3.7 Die Frage, ob in der hier vorliegenden Konstellation Art 4 Abs 3 HUP 2007 zwingend anzuwenden oder den Unterhaltsberechtigten – wie das Rekursgericht meint – ein Wahlrecht zuzuerkennen ist, bedarf hingegen keiner Beantwortung: Das Rekursgericht hat nämlich zutreffend erkannt, dass das Verhalten der Antragsteller im Verfahren – weil sie explizit die Anwendung österreichischen Rechts wünschten – jedenfalls auch den Schluss auf eine „Wahl“ österreichischen Rechts rechtfertigen würde. Die Ausführungen im Revisionsrekurs, dass die Mutter (als Vertreterin der Kinder) durch ihre Antragstellung bei der zuständigen norwegischen Behörde die Anwendung norwegischen Rechts gewählt habe, lassen hingegen das Verhalten der Antragsteller nach dieser Antragstellung und in diesem Verfahren unberücksichtigt.

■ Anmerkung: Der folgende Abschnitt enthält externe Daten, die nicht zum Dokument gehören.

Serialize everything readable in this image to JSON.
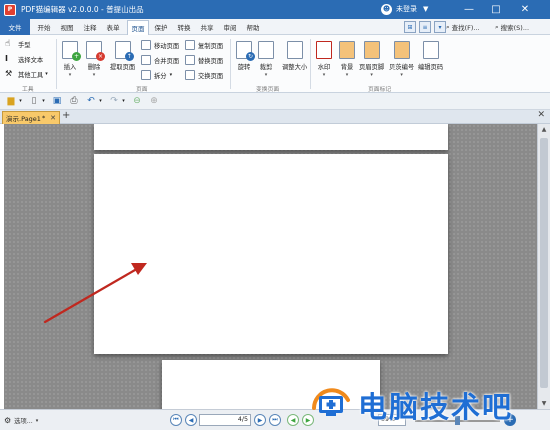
{
  "window": {
    "title": "PDF猫编辑器 v2.0.0.0 - 普提山出品",
    "app_icon_text": "P",
    "user_label": "未登录",
    "minimize": "—",
    "maximize": "□",
    "close": "✕"
  },
  "menu": {
    "file": "文件",
    "tabs": [
      "开始",
      "视图",
      "注释",
      "表单",
      "页面",
      "保护",
      "转换",
      "共享",
      "审阅",
      "帮助"
    ],
    "active_tab": "页面",
    "find_label": "查找(F)...",
    "search_label": "搜索(S)..."
  },
  "ribbon": {
    "tools": {
      "hand": "手型",
      "select_text": "选择文本",
      "other_tools": "其他工具",
      "group": "工具"
    },
    "page": {
      "insert": "插入",
      "delete": "删除",
      "extract": "提取页面",
      "move": "移动页面",
      "merge": "合并页面",
      "split": "拆分",
      "copy": "复制页面",
      "replace": "替换页面",
      "swap": "交换页面",
      "group": "页面"
    },
    "transform": {
      "rotate": "旋转",
      "crop": "裁剪",
      "resize": "调整大小",
      "group": "变换页面"
    },
    "marks": {
      "watermark": "水印",
      "background": "背景",
      "header_footer": "页眉页脚",
      "bates": "贝茨编号",
      "edit_page_num": "编辑页码",
      "group": "页面标记"
    }
  },
  "document": {
    "tab_label": "演示.Page1",
    "tab_mark": "*"
  },
  "statusbar": {
    "options": "选项...",
    "page_value": "4/5",
    "zoom_value": "59%"
  },
  "watermark": {
    "text": "电脑技术吧"
  },
  "colors": {
    "titlebar": "#2b6cb4",
    "accent_red": "#c0281f",
    "watermark_blue": "#1f6ed4"
  }
}
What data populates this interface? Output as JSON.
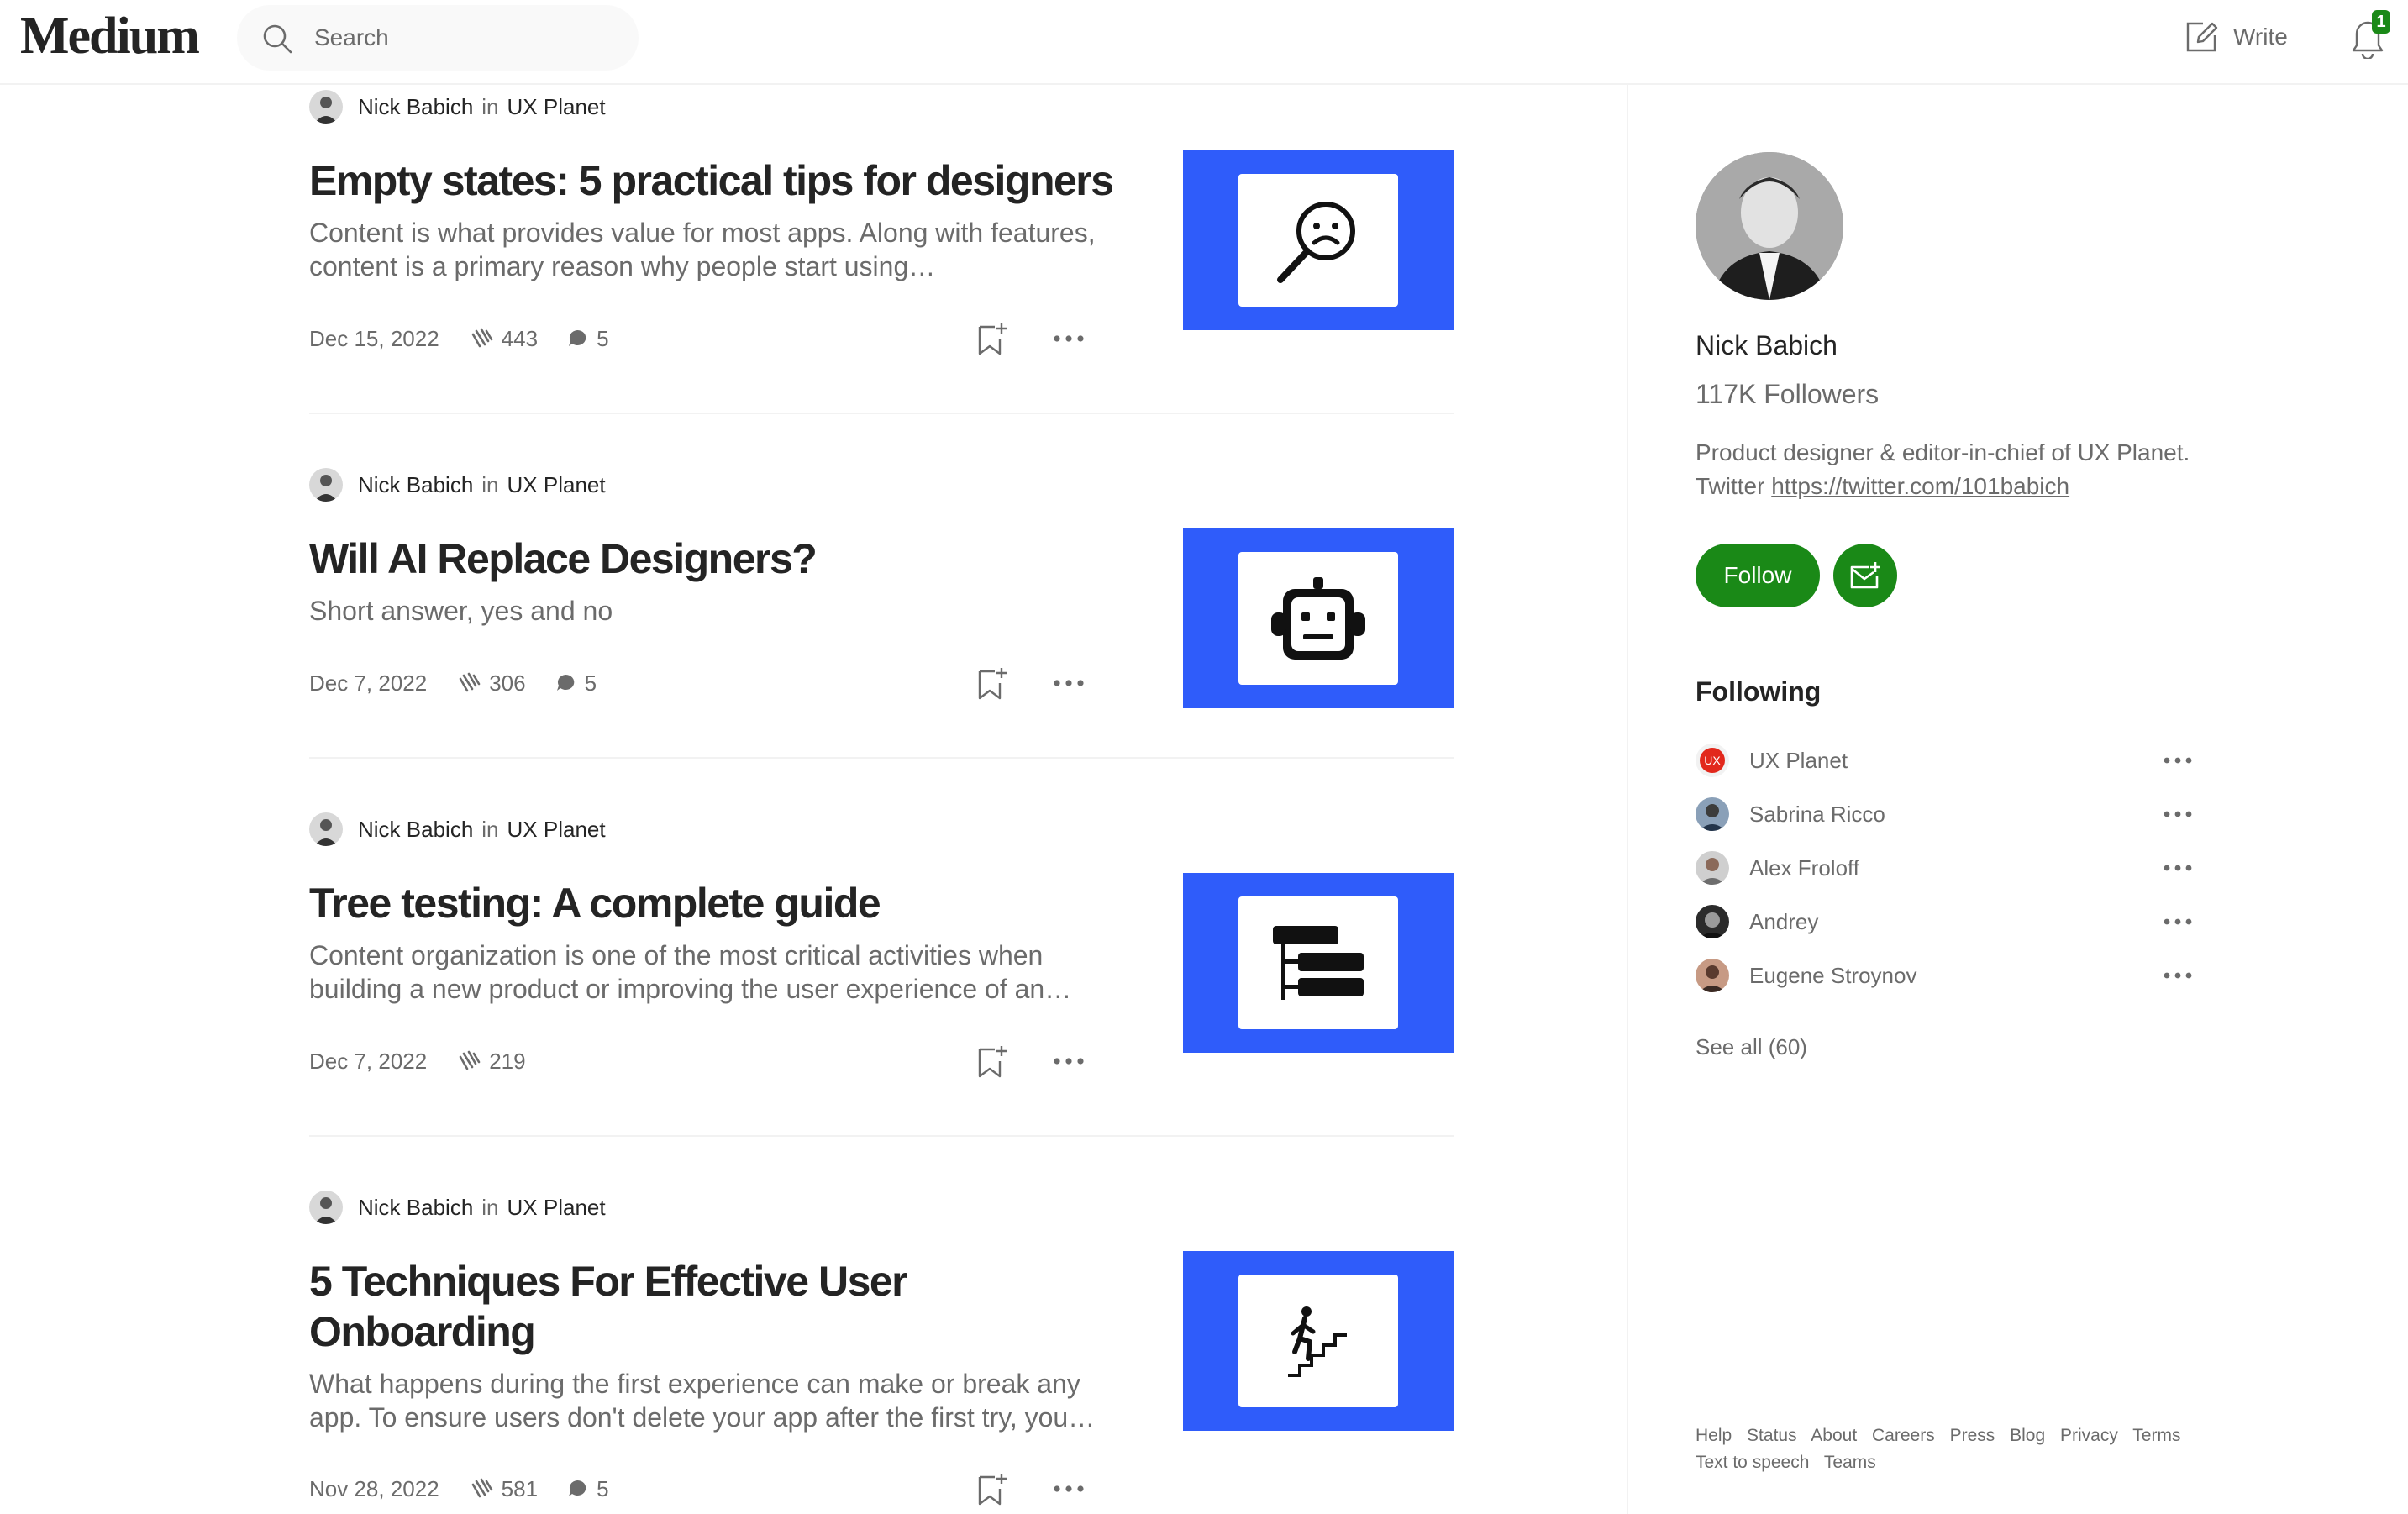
{
  "app": {
    "logo": "Medium"
  },
  "search": {
    "placeholder": "Search"
  },
  "header": {
    "write_label": "Write",
    "notification_count": "1"
  },
  "articles": [
    {
      "author": "Nick Babich",
      "in": "in",
      "publication": "UX Planet",
      "title": "Empty states: 5 practical tips for designers",
      "subtitle": "Content is what provides value for most apps. Along with features, content is a primary reason why people start using…",
      "date": "Dec 15, 2022",
      "claps": "443",
      "responses": "5",
      "thumb_icon": "search-sad-icon"
    },
    {
      "author": "Nick Babich",
      "in": "in",
      "publication": "UX Planet",
      "title": "Will AI Replace Designers?",
      "subtitle": "Short answer, yes and no",
      "date": "Dec 7, 2022",
      "claps": "306",
      "responses": "5",
      "thumb_icon": "robot-icon"
    },
    {
      "author": "Nick Babich",
      "in": "in",
      "publication": "UX Planet",
      "title": "Tree testing: A complete guide",
      "subtitle": "Content organization is one of the most critical activities when building a new product or improving the user experience of an…",
      "date": "Dec 7, 2022",
      "claps": "219",
      "thumb_icon": "tree-structure-icon"
    },
    {
      "author": "Nick Babich",
      "in": "in",
      "publication": "UX Planet",
      "title": "5 Techniques For Effective User Onboarding",
      "subtitle": "What happens during the first experience can make or break any app. To ensure users don't delete your app after the first try, you…",
      "date": "Nov 28, 2022",
      "claps": "581",
      "responses": "5",
      "thumb_icon": "person-climbing-stairs-icon"
    }
  ],
  "profile": {
    "name": "Nick Babich",
    "followers": "117K Followers",
    "bio_text": "Product designer & editor-in-chief of UX Planet. Twitter ",
    "bio_link": "https://twitter.com/101babich",
    "follow_label": "Follow"
  },
  "following": {
    "heading": "Following",
    "items": [
      {
        "name": "UX Planet",
        "avatar_text": "UX"
      },
      {
        "name": "Sabrina Ricco"
      },
      {
        "name": "Alex Froloff"
      },
      {
        "name": "Andrey"
      },
      {
        "name": "Eugene Stroynov"
      }
    ],
    "see_all": "See all (60)"
  },
  "footer": {
    "links": [
      "Help",
      "Status",
      "About",
      "Careers",
      "Press",
      "Blog",
      "Privacy",
      "Terms",
      "Text to speech",
      "Teams"
    ]
  },
  "colors": {
    "accent_green": "#1a8917",
    "thumb_blue": "#2f5cfa",
    "text_primary": "#242424",
    "text_secondary": "#6b6b6b"
  }
}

3.8 Dem Vorbringen des Antragsgegners im Revisionsrekurs, dass norwegisches Unterhaltsrecht für die Antragsteller günstiger sei als österreichisches, kommt keine Bedeutung zu: Gemäß Art 4 Abs 3 Satz 2 HUP 2007 ist das Recht des Staates des gewöhnlichen Aufenthalts der verpflichteten Partei (nur) dann nicht anzuwenden, wenn die berechtigte Person nach dem nach Art 4 Abs 3 Satz 1 HUP 2007 anwendbaren Recht keinen Unterhalt erhalten kann (vgl dazu Andrae in Rauscher, EuZPR/EuIPR V4 Art 4 HuntStProt Rz 17). Dass die Antragsteller nach österreichischem Recht keinen Unterhalt erlangen können, behauptet der Antragsgegner nicht und es bestehen dafür auch keine Anhaltspunkte.
4. Dem Revisionsrekurs, der sich inhaltlich nicht gegen die vom Rekursgericht erteilten Aufträge zur Verfahrensergänzung wendet, ist daher ein Erfolg zu versagen.